Rezension

Godspeed You! Black Emperor

'Allelujah! Don't Bend! Ascend!


Highlights: Mladic
Genre: Postrock
Sounds Like: A Silver Mt. Zion // Grails // King Crimson

VÖ: 16.10.2012

Nicht nur im Titel, sondern auch vielfach in Foren, Blogs, Zeitschriften hallte es: „Hallelujah – GYBE bringen ein neues Album raus – in zwei Wochen“. Ähnlich stürmisch wie die Live-Wiedervereinigung der Postrockheroen 2010 wurde diese Neuigkeit gefeiert. Still und heimlich hatte die Band auf Konzerten schon den neuen Longplayer in die Diskografie gemischt. Auf diesem finden sich vier Stücke, davon zwei „richtige“ Songs und zwei Droneüberbrückungen. Dabei ist „'Allelujah! Don't Bend! Ascend!” eigentlich eine Mogelpackung: Die beiden neuen Songs “Mladic” und „We Drift Like Worried Fire“ sind altbekannt, trugen bislang die Titel „Albanian“ und „Gamelan“. Nun – für viele nach einer langen Wartezeit – haben es diese beiden Songs auf eine offizielle Veröffentlichung geschafft.

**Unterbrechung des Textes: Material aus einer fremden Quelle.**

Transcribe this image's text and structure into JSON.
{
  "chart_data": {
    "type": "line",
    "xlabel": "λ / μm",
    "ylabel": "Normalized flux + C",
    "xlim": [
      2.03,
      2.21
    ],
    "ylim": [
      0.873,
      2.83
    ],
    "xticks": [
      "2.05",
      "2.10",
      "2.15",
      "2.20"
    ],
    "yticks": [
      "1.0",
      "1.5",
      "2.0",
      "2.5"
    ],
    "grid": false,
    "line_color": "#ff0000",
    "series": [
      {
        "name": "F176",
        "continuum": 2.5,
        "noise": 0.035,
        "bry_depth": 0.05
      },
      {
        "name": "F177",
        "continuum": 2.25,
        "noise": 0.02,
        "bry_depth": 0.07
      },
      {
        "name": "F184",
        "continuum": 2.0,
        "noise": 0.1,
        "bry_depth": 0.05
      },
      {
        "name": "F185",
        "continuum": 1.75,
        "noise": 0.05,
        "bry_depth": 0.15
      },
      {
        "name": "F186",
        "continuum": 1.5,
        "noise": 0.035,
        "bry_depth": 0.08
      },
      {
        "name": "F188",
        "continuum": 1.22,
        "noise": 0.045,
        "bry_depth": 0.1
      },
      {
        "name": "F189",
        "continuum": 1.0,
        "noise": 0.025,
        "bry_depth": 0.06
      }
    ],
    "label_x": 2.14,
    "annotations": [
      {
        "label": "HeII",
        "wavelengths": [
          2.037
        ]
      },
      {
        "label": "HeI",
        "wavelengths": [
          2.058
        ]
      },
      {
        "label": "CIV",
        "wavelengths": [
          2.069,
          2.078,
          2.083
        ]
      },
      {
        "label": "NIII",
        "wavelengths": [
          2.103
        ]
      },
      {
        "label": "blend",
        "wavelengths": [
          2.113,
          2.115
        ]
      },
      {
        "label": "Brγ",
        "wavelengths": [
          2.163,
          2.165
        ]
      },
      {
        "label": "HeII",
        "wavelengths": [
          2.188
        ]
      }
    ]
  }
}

Zehn Jahre musste man also überstehen, um „Mladic“ in voller Pracht zu erleben und eines ist schon nach dem ersten Durchgang klar: Es hat sich gelohnt. Diese zwanzig Minuten fassen die wohl besten Momente zusammen, die diese Band je geschaffen hat. Zunächst beginnt alles recht unspektakulär. Die von der Band bekannten Worte aus dem Off eines weit entfernten Sprechers. Erste Töne, die Klänge von sich einstimmenden Streichern, etwas dissonant, noch ohne klare Richtung. Langsam gesellen sich aus verschiedenen Richtungen Klänge hinzu, mal klingt es wie Möwenschreien, mal erscheint ein undefinierbares Klimpern. Nach fünf Minuten legen sie dann los. Alle. Gleichzeitig. Mit einer unglaublichen, Gänsehaut erzeugenden Dynamik. Die nächsten zehn Minuten wüten, kämpfen, lärmen sich die Musiker dermaßen durch das Stück, dass es scheint, sämtliche verpasste Wut über den Zustand der Welt, der schon immer im Mittelpunkt der Bandphilosophie lag, solle in diesen Song gepackt werden. Nach diesen nervenaufreibenden Minuten kommt der erste Drone gerade recht, um die Gemüter etwas abzukühlen.

Das nachfolgende „We Drift Like Worried Fire“ ist ebenfalls gelungen, hat aber angesichts dessen, wie „Mladic“ die Welt abriss, nichts mehr drauf zu setzen. Teilweise recht gemächlich, von fast stoischer Ruhe kommt das Stück daher, im Gegensatz zum düsteren ersten Stück sorgt hier und da gar ein Glockenspiel für positive Stimmung. Der ebenfalls rund zwanzigminütige Track endet ebenfalls wieder im Übergang zu einem Drone, der „'Allelujah! Don't Bend! Ascend!“ ausklingen lässt.

Für viele mag allein der Umstand, dass Godspeed You! Black Emperor nach einer Dekade Abstinenz mal wieder etwas veröffentlichen, schon Grund zu überschwänglicher Freude sein. Fasst man zusammen, was das neue Album bietet, so ist diese berechtigt. GYBE sind nach wie vor Genrereferenz und auch wenn „We Drift Like Worried Fire“ im Gegensatz zu „Mladic“ etwas abfällt, zeigt es nur deutlich: Diese Band kann sich nur selbst überflügeln.